Felix took the pendant, its weight solid and grounding in his palm. He wasn’t quite sure he believed everything she was saying, but he couldn’t deny the strange sensations he’d felt since arriving here—the faint warmth pulsing beneath his skin, the odd buzzing at the back of his mind. Maybe, just maybe, there was something to it.
Melara continued, “Close your eyes, take a slow breath, and let yourself relax. Focus on the pendant. Imagine it as a bridge between you and the current within.”
Felix closed his eyes, doing his best to follow her instructions. He inhaled deeply, feeling the air fill his lungs, and then slowly exhaled, trying to let go of the tension knotted in his shoulders. As he did, he focused on the pendant’s cool weight in his hand, its rough texture grounding him.
He waited. At first, there was nothing, just the silence and his own breathing. But then… a faint warmth began to stir, trickling from his chest down to his fingertips—a barely-there sensation, like a low hum vibrating through his bones.
The feeling caught him off guard, and he almost lost his focus, but he steadied himself, keeping his breath even. He focused on the warmth, letting it flow through him like a gentle current. It was faint, flickering like a candle’s flame, but unmistakably real.
A smile tugged at the corners of Melara’s mouth. “There it is,” she murmured, almost to herself.
Felix opened his eyes, blinking as the warmth faded. He looked down at his hands, half-expecting to see some sign of the experience lingering there, but there was nothing—just his fingers curled around the pendant, as ordinary as ever.
“That was… different,” he said, not quite able to put the sensation into words.
Melara nodded approvingly. “You’ve taken your first step. Mana circulation is the foundation of all magic in our world. With time, you’ll grow stronger, more attuned. The Grimoire of Realms, if that’s truly what you hold, will demand that you understand it fully.”
At the mention of the Grimoire, Felix felt a strange flutter in his mind, like the echo of a distant thought. Though he couldn’t explain it, he sensed the book’s presence within him, waiting, as though watching his every move.

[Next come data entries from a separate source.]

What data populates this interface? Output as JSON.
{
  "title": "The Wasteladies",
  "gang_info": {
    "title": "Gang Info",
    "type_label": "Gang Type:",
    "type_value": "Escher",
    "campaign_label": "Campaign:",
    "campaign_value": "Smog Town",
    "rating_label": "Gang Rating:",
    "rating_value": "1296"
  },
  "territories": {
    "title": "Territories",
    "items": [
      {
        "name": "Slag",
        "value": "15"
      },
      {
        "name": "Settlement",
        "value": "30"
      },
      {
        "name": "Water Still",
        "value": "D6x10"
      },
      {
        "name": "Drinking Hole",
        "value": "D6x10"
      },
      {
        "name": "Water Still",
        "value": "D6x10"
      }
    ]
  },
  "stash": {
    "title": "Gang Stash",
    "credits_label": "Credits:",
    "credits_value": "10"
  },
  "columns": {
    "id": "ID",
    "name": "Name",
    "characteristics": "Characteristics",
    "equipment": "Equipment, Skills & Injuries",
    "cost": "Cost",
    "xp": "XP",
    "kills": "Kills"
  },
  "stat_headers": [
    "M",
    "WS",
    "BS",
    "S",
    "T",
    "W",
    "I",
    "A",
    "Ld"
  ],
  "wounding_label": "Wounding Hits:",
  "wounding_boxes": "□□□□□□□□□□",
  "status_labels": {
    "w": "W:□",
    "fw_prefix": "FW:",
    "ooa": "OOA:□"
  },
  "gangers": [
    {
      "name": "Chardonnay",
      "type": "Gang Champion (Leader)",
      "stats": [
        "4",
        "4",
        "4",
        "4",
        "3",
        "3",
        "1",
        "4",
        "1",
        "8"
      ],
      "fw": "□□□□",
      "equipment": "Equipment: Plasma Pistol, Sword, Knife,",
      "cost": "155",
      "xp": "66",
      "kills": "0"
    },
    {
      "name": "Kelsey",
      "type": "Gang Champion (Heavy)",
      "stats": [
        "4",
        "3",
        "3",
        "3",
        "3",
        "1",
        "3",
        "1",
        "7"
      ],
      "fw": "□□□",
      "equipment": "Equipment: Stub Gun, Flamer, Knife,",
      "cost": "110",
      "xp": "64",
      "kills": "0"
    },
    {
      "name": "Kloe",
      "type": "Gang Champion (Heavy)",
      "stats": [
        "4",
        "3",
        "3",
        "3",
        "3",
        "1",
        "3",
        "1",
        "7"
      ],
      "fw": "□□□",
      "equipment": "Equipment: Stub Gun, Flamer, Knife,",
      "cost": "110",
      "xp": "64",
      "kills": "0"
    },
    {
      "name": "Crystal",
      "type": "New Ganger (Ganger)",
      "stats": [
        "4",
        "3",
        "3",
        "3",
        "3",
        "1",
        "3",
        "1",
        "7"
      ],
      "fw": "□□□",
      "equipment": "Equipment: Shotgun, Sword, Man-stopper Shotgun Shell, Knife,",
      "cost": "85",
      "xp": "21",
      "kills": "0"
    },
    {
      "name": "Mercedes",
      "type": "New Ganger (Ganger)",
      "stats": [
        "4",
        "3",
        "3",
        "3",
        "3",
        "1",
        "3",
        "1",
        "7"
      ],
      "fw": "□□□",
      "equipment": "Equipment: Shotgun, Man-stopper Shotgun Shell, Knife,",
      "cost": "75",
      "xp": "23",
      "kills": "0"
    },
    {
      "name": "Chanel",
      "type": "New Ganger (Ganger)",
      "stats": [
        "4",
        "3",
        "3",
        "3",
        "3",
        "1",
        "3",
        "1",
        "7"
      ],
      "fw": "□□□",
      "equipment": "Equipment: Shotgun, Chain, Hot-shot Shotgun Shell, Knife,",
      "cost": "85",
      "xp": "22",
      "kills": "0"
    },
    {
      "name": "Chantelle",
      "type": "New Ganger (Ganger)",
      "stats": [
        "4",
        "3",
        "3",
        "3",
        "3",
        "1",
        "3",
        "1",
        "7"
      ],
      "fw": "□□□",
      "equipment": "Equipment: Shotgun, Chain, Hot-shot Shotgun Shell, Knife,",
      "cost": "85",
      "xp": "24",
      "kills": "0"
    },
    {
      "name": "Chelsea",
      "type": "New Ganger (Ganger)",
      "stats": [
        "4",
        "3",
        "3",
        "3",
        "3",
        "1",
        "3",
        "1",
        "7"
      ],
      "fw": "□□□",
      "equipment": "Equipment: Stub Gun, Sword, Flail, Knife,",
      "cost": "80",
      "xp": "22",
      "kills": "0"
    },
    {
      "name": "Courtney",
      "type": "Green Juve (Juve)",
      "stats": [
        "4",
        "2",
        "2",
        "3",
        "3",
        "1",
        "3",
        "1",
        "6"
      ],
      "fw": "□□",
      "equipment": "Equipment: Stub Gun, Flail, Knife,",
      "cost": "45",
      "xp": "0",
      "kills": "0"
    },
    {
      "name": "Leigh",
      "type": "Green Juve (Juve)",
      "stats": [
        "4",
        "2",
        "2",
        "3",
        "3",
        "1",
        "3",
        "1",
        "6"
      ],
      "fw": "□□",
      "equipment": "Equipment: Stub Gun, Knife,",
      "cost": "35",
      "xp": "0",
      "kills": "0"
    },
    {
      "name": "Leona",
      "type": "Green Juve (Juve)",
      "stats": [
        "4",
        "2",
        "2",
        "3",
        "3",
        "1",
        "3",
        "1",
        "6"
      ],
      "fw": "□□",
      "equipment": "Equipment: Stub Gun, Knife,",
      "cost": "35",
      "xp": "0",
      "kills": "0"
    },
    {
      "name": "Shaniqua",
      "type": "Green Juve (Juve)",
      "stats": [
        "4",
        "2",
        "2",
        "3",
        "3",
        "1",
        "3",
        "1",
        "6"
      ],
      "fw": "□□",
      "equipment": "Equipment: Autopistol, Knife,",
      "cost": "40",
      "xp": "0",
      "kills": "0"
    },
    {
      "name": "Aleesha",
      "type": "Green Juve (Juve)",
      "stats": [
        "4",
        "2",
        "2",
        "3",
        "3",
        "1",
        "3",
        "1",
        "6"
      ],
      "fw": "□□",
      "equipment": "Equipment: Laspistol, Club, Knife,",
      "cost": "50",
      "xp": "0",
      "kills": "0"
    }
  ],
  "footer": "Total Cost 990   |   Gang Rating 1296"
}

“You’ve done well,” Melara continued, standing from her chair. “But this journey won’t be without challenges. Rest here for tonight. Tomorrow, you can meet Oswin—he’s our village rune-keeper. If anyone can help guide you, it will be him.”
Felix nodded, still absorbing everything she’d said. “Thank you. For… all of this.”
Melara inclined her head. “Get some rest. Tomorrow holds much for you to learn.”